Si c'est cela que vous visiez, je réponds que telle n'est pas la question. Il ne s'agit pas de savoir si j'ai raison sur tout mais si telle doctrine que je professe est vraie (particulièrement lorsqu'elle s'oppose à d'autres). A cette réponse, certains préfèrent dire que chacun pense ce qu'il veut et que nul ne peut dire où est la vérité. Je pense que cette position, loin d'être basée sur la tolérance, est basée sur le mépris de la vérité et l'indifférence. En gros, on dit à l'autre : tu peux bien croire ce que tu veux, au fond ça ne m'intéresse pas et je n'ai vraiment pas envie de savoir si ce que tu dis est vrai.

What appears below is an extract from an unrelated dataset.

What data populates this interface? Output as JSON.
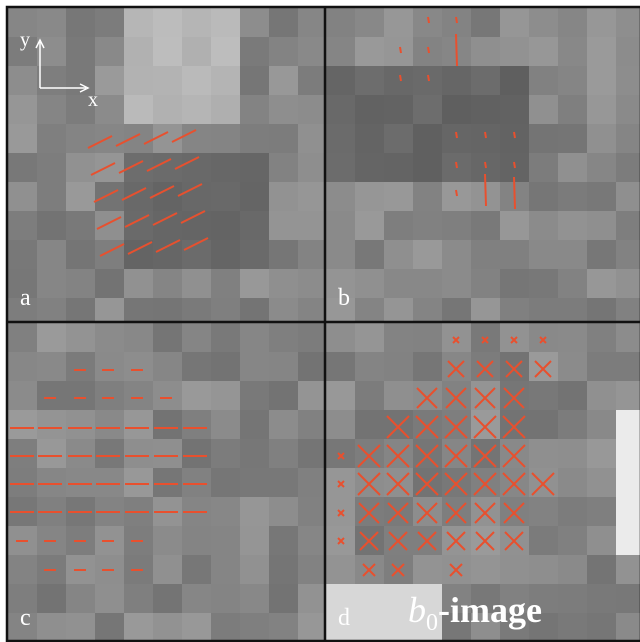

Vous savez, je crois que notre intelligence est faite pour connaître le vrai. C'est ce vers quoi elle tend naturellement.

Bien à vous,
« Dieu fournit le vent. A l'homme de hisser la voile. » (Saint Augustin)

Avatar de l’utilisateur
Gehennam
Censor
Censor
Messages : 126
Inscription : mer. 01 août 2012, 11:18

Re: De la vérité (et de quelques autres points)

Message non lu par Gehennam » lun. 06 août 2012, 16:20

Quand je parlais de l'histoire, je voulais dire que même si nous avons des traces de ce qu'il s'est passé par le passé, nous n'aurons jamais la vérité complète. Pour des raisons politiques ou simplement humaines, il est assez fréquent que le survivant transmettant l'histoire à ses successeurs modifie, même légèrement la réalité. De fil en aiguille, l'enseignement prodigué aujourd'hui, quelle que soit l'école qui enseigne, peut très bien avoir été inégalement transmis depuis le passé vers le présent.

En ce qui concerne la vérité, je complèterai mon propos par ceci : nul ne détien LA Vérité. Nous en détenons tous une partie.
Je ne nie pas que la Vérité puisse être sue, je dis juste qu'elle ne le pourra pas tant que toutes les formes de vies présentes dans l'univers ne mettrons pas leurs connaissances en commun. Nous pouvons tous l'entrevoir, mais notre imperfection fait que nous ne ferons toujours que l'entrevoir, jamais l'atteindre.
J'adhère personnellement au relativisme actuel, en ce sens où chacun détient sa propre vérité, a sa propre "recette" ou voie pour être heureux, et tout ce que cela implique. Je ne m'arrête cependant pas à cela, restant persuadé qu'une Vérité (que j'appelle volontiers absolue) existe mais restera à jamais hors de portée de notre intelligence limitée.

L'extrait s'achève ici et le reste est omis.